Comme en 1971, le vaste complexe des structures agricoles a fait l'objet de
multiples démarches et décisions. Elles ont trait à des questions juridiques, topographiques, foncières, financières et sociales. Dans le domaine juridique, la revision du droit civil rural, bien que modeste, n'a pas franchi sans difficultés le stade parlementaire. Déjà assez vivement discuté, sur certains points en tout cas, par le Conseil des Etats l'année précédente, le projet gouvernemental a fait plusieurs fois la navette entre les deux Chambres avant son adoption finale. Les nombreuses divergences apparues, quant aux baux à ferme surtout (durée du bail, prolongation en cas de résiliation, taux de fermage), n'ont été surmontées que par le besoin ressenti de l'introduction rapide de certaines réformes et par la perspective d'une refonte complète de la législation en vigueur, refonte qui devrait aboutir à la création d'un véritable code civil rural. Le National a du reste accepté un postulat Koller (pdc, AI) en faveur d'une telle codification. En revanche, en ce qui concerne les délimitations topographiques, une motion Junod (prd, VD) relative à la création d'une seule et unique zone intermédiaire entre la plaine et la montagne n'a été transmise à l'exécutif que sous forme de postulat, le Conseil fédéral estimant que la relative confusion qui règne actuellement entre la zone dite contiguë et celle, de création plus récente, des collines préalpines était à imputer aux inévitables difficultés du début. Le même sort a été réservé à une motion Rippstein (pdc, SO), recouverte de 49 signatures et demandant la généralisation des allocations pour enfants dans le secteur agricole ; dans sa réponse, le gouvernement a déclaré son intention d'étudier le problème, précisant toutefois qu'il y avait lieu d'inclure cet examen dans le contexte beaucoup plus large d'une charte sociale de l'agriculture. De son côté, la chambre des Etats a adopté le postulat Knüsel (prd, LU) visant à accroître la ' productivité des exploitations d'une part, à assurer l'entretien de l'espace rural, facteur de protection de la nature et de délassement d'autre part. Quant au Conseil fédéral, il a édicté, le 15 novembre, une ordonnance sur le développement des crédits d'investissements en vue d'une amélioration des bases de la production agricole, ordonnance prévue en application de la loi ad hoc revisée en 1971
[4].
[1] Pour quelques thèmes généraux ou particuliers de cette discussion, cf. notamment NZZ, 511, 3.11.70 (H. Ch. Binswanger, Saint-Gall) ; APS, 1971, p. 89 (industrialisation préconisée par l'Alliance des indépendants) ; Domaine public, 202, 9.11.72 (production sous contrat) ; Henner Kleinewefers, « Wirtschaftspolitische Konzeption und Umweltproblematik : das Beispiel der Agrarpolitik « , in Revue suisse d'économie politique et de statistique, 108/1972, p. 283 ss. ; interview télévisée (chaîne romande) de J.-Cl. Piot, directeur de la Division de l'agriculture au DFEP, 8.4.73, 19 h. 15, émission « Horizons ».

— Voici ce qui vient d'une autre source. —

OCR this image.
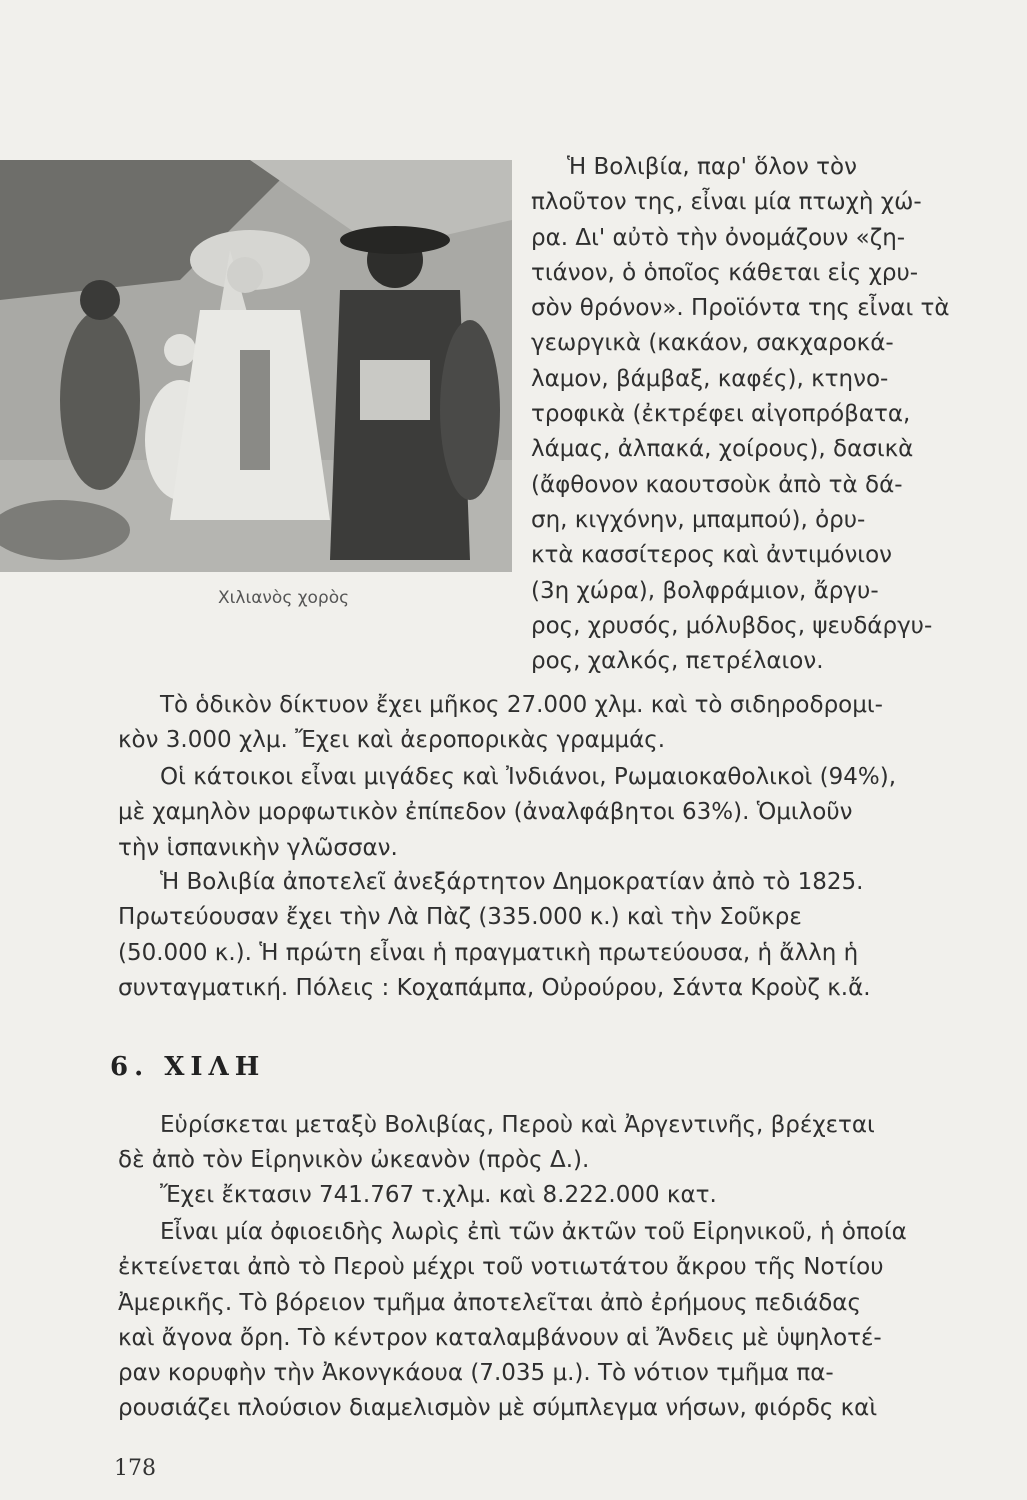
Χιλιανὸς χορὸς

Ἡ Βολιβία, παρ' ὅλον τὸν
πλοῦτον της, εἶναι μία πτωχὴ χώ-
ρα. Δι' αὐτὸ τὴν ὀνομάζουν «ζη-
τιάνον, ὁ ὁποῖος κάθεται εἰς χρυ-
σὸν θρόνον». Προϊόντα της εἶναι τὰ
γεωργικὰ (κακάον, σακχαροκά-
λαμον, βάμβαξ, καφές), κτηνο-
τροφικὰ (ἐκτρέφει αἰγοπρόβατα,
λάμας, ἀλπακά, χοίρους), δασικὰ
(ἄφθονον καουτσοὺκ ἀπὸ τὰ δά-
ση, κιγχόνην, μπαμπού), ὀρυ-
κτὰ κασσίτερος καὶ ἀντιμόνιον
(3η χώρα), βολφράμιον, ἄργυ-
ρος, χρυσός, μόλυβδος, ψευδάργυ-
ρος, χαλκός, πετρέλαιον.

Τὸ ὁδικὸν δίκτυον ἔχει μῆκος 27.000 χλμ. καὶ τὸ σιδηροδρομι-
κὸν 3.000 χλμ. Ἔχει καὶ ἀεροπορικὰς γραμμάς.

Οἱ κάτοικοι εἶναι μιγάδες καὶ Ἰνδιάνοι, Ρωμαιοκαθολικοὶ (94%),
μὲ χαμηλὸν μορφωτικὸν ἐπίπεδον (ἀναλφάβητοι 63%). Ὁμιλοῦν
τὴν ἱσπανικὴν γλῶσσαν.

Ἡ Βολιβία ἀποτελεῖ ἀνεξάρτητον Δημοκρατίαν ἀπὸ τὸ 1825.
Πρωτεύουσαν ἔχει τὴν Λὰ Πὰζ (335.000 κ.) καὶ τὴν Σοῦκρε
(50.000 κ.). Ἡ πρώτη εἶναι ἡ πραγματικὴ πρωτεύουσα, ἡ ἄλλη ἡ
συνταγματική. Πόλεις : Κοχαπάμπα, Οὐρούρου, Σάντα Κροὺζ κ.ἄ.

6. ΧΙΛΗ

Εὑρίσκεται μεταξὺ Βολιβίας, Περοὺ καὶ Ἀργεντινῆς, βρέχεται
δὲ ἀπὸ τὸν Εἰρηνικὸν ὠκεανὸν (πρὸς Δ.).

Ἔχει ἔκτασιν 741.767 τ.χλμ. καὶ 8.222.000 κατ.

Εἶναι μία ὀφιοειδὴς λωρὶς ἐπὶ τῶν ἀκτῶν τοῦ Εἰρηνικοῦ, ἡ ὁποία
ἐκτείνεται ἀπὸ τὸ Περοὺ μέχρι τοῦ νοτιωτάτου ἄκρου τῆς Νοτίου
Ἀμερικῆς. Τὸ βόρειον τμῆμα ἀποτελεῖται ἀπὸ ἐρήμους πεδιάδας
καὶ ἄγονα ὄρη. Τὸ κέντρον καταλαμβάνουν αἱ Ἄνδεις μὲ ὑψηλοτέ-
ραν κορυφὴν τὴν Ἀκονγκάουα (7.035 μ.). Τὸ νότιον τμῆμα πα-
ρουσιάζει πλούσιον διαμελισμὸν μὲ σύμπλεγμα νήσων, φιόρδς καὶ

178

[2] Grandes lignes : FF, 1972, I, no 15, p. 1055 s. ; cf. supra, p. 19. Régions défavorisées : cf. supra, p. 59 s. Cf. aussi infra, p. 111. En ce qui concerne les versements directs, précisons qu'ils sont déjà pratiqués dans quelques secteurs (céréales fourragères, élevage en zone de montagne, par exemple). Sur l'extension de cette pratique, cf. Ausgleichszahlungen an die schweizerische Landwirtschaft (rapport de travail de la Commission Popp, DFEP), Bern 1972. Quant aux problèmes généraux de l'agriculture suisse, cf. notamment Documenta, 1972, no 1, p. 12 ss. ; no 4, p. 2 ss. et 7 ss. ; no 9, p. 31 ss.
[3] Schweizerische Volkspartei (SVP), Aktionsprogramm 72, Bern (1972), p. 27. Cf. infra, p. 167 s. Sur la zonification en matière d'aménagement du territoire et ses rapports avec l'agriculture, cf. Christoph Blocher, Die Funktion der Landwirtschaftszone und ihre Vereinbarkeit mit der schweizerischen Eigentumsgarantie, Zürich 1972.
[4] Droit rural : BO CN, 1972, p. 1148 ss., 1553 ss., 1637 et 1855 ; BO CE, 1972, p. 596 ss., 660 et 721. Motions : BO CN, 1972, p. 1663 ss. (Junod) ; p. 2423 s. (Rippstein). Postulats : BO CN, 1972, p. 2078 (Koller) ; BO CE, 1972, p. 810 s. (Knüsel). Crédits d'investissements : NZZ, 121, 12.3.72 ; RO, 1972, no 48, p. 2749 ss.